Correlation Between Askari General and Ittehad Chemicals
Can any of the company-specific risk be diversified away by investing in both Askari General and Ittehad Chemicals at the same time? Although using a correlation coefficient on its own may not help to predict future stock returns, this module helps to understand the diversifiable risk of combining Askari General and Ittehad Chemicals into the same portfolio, which is an essential part of the fundamental portfolio management process.
By analyzing existing cross correlation between Askari General Insurance and Ittehad Chemicals, you can compare the effects of market volatilities on Askari General and Ittehad Chemicals and check how they will diversify away market risk if combined in the same portfolio for a given time horizon. You can also utilize pair trading strategies of matching a long position in Askari General with a short position of Ittehad Chemicals. Check out your portfolio center. Please also check ongoing floating volatility patterns of Askari General and Ittehad Chemicals.
Diversification Opportunities for Askari General and Ittehad Chemicals
0.54 | Correlation Coefficient |
Very weak diversification
The 3 months correlation between Askari and Ittehad is 0.54. Overlapping area represents the amount of risk that can be diversified away by holding Askari General Insurance and Ittehad Chemicals in the same portfolio, assuming nothing else is changed. The correlation between historical prices or returns on Ittehad Chemicals and Askari General is a relative statistical measure of the degree to which these equity instruments tend to move together. The correlation coefficient measures the extent to which returns on Askari General Insurance are associated (or correlated) with Ittehad Chemicals. Values of the correlation coefficient range from -1 to +1, where. The correlation of zero (0) is possible when the price movement of Ittehad Chemicals has no effect on the direction of Askari General i.e., Askari General and Ittehad Chemicals go up and down completely randomly.
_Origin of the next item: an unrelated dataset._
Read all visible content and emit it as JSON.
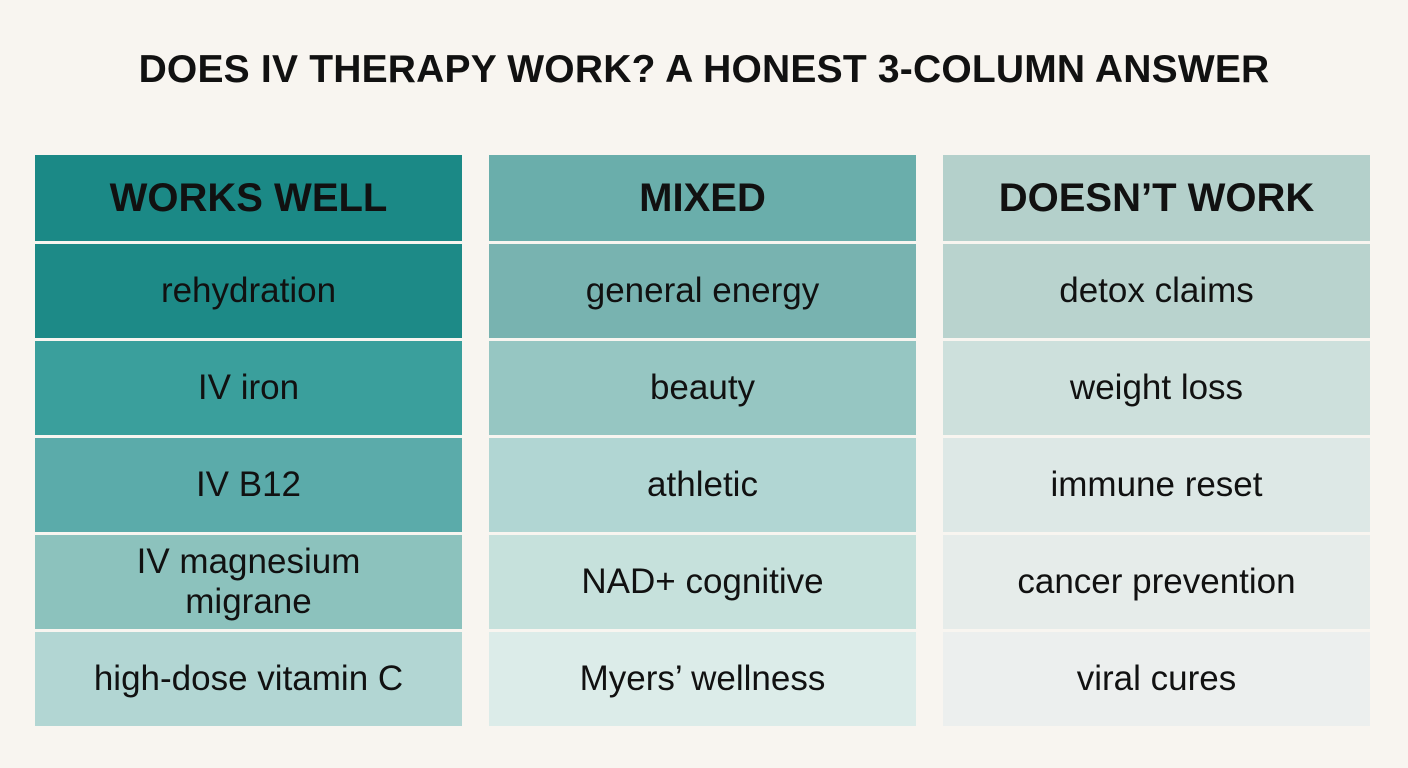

Pair Corralation between Askari General and Ittehad Chemicals
Assuming the 90 days trading horizon Askari General is expected to generate 2.11 times less return on investment than Ittehad Chemicals. But when comparing it to its historical volatility, Askari General Insurance is 1.14 times less risky than Ittehad Chemicals. It trades about 0.13 of its potential returns per unit of risk. Ittehad Chemicals is currently generating about 0.24 of returns per unit of risk over similar time horizon. If you would invest 4,700 in Ittehad Chemicals on August 25, 2024 and sell it today you would earn a total of 467.00 from holding Ittehad Chemicals or generate 9.94% return on investment over 90 days.
Time Period | 3 Months [change] |
Direction | Moves Together |
Strength | Weak |
Accuracy | 100.0% |
Values | Daily Returns |
Askari General Insurance vs. Ittehad Chemicals
Performance |
Timeline |
Askari General Insurance |
Ittehad Chemicals |
Askari General and Ittehad Chemicals Volatility Contrast
Predicted Return Density |
Returns |
Pair Trading with Askari General and Ittehad Chemicals
The main advantage of trading using opposite Askari General and Ittehad Chemicals positions is that it hedges away some unsystematic risk. Because of two separate transactions, even if Askari General position performs unexpectedly, Ittehad Chemicals can make up some of the losses. Pair trading also minimizes risk from directional movements in the market. For example, if an entire industry or sector drops because of unexpected headlines, the short position in Ittehad Chemicals will offset losses from the drop in Ittehad Chemicals' long position.Askari General vs. Habib Bank | Askari General vs. National Bank of | Askari General vs. United Bank | Askari General vs. MCB Bank |
Ittehad Chemicals vs. Crescent Star Insurance | Ittehad Chemicals vs. Nimir Industrial Chemical | Ittehad Chemicals vs. Hi Tech Lubricants | Ittehad Chemicals vs. Escorts Investment Bank |
Check out your portfolio center.Note that this page's information should be used as a complementary analysis to find the right mix of equity instruments to add to your existing portfolios or create a brand new portfolio. You can also try the Investing Opportunities module to build portfolios using our predefined set of ideas and optimize them against your investing preferences.